Failure to Implement Fall Prevention and Safe Transfer Protocols
Penalty
Summary
The facility failed to implement fall prevention interventions for two residents, resulting in deficiencies related to accident hazards and inadequate supervision. For one resident with orthopedic aftercare needs and a recent fracture, the care plan required fall mats to be placed on both sides of the bed while the resident was in bed. However, during observation, the fall mats were found against the wall and not in position as required, despite a physician order and care plan specifying their use. A registered nurse confirmed that the mats should have been in place while the resident was in bed.

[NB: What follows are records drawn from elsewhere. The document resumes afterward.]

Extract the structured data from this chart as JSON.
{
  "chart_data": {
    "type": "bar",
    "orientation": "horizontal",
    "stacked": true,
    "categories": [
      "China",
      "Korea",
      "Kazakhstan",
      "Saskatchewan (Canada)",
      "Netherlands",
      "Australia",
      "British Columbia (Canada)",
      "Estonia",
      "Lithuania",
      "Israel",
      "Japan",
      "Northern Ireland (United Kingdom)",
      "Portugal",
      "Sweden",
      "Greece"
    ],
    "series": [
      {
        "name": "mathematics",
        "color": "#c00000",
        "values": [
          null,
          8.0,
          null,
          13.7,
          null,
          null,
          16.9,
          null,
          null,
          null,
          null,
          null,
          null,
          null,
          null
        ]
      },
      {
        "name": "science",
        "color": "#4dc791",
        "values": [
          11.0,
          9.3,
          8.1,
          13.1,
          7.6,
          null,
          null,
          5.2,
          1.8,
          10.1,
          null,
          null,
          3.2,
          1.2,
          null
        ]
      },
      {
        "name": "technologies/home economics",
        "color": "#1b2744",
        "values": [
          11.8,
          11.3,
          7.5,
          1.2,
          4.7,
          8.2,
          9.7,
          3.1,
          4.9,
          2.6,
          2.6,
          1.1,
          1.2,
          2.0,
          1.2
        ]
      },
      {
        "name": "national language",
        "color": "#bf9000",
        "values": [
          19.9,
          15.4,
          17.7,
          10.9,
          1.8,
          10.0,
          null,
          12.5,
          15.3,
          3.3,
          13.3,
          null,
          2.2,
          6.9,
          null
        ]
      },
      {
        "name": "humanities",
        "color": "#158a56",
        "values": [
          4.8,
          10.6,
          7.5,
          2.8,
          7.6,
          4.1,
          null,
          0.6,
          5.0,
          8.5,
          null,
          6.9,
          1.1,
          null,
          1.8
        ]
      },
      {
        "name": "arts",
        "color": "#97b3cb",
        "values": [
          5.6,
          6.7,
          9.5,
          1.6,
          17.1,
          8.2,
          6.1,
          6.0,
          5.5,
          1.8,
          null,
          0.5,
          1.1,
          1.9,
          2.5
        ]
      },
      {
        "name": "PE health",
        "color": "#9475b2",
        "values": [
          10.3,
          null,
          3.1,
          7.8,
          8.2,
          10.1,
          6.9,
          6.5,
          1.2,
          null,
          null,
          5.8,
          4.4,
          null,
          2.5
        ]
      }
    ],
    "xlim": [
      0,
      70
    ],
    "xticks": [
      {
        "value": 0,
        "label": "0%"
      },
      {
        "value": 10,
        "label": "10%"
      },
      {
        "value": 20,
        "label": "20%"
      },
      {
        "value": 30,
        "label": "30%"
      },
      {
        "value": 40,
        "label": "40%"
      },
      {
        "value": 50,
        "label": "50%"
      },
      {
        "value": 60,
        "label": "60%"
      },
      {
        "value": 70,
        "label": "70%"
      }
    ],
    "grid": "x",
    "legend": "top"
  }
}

Another resident, who had diagnoses including acute respiratory failure and required a wheelchair for mobility, was dependent on staff for transfers and had a care plan specifying the use of a bed enabler, floor mat, and perimeter air mattress for fall prevention. The resident experienced a fall when a CNA attempted a Hoyer lift transfer alone, contrary to facility policy and the resident's care plan, which required two staff members for such transfers. The CNA reported that the resident became agitated while waiting for assistance, leading her to proceed alone, and the resident slipped out of the Hoyer lift pad and fell to the floor. The incident was witnessed and documented, and the resident later reported pain, prompting further medical evaluation. Additionally, repeated observations showed that the resident's bed was not kept in the lowest position as required by the care plan, and this was confirmed by a licensed nurse. Review of facility policies indicated that two staff members are required for mechanical lift transfers and that fall prevention interventions should be implemented based on assessment results. These failures affected two of three residents reviewed for accidents or falls.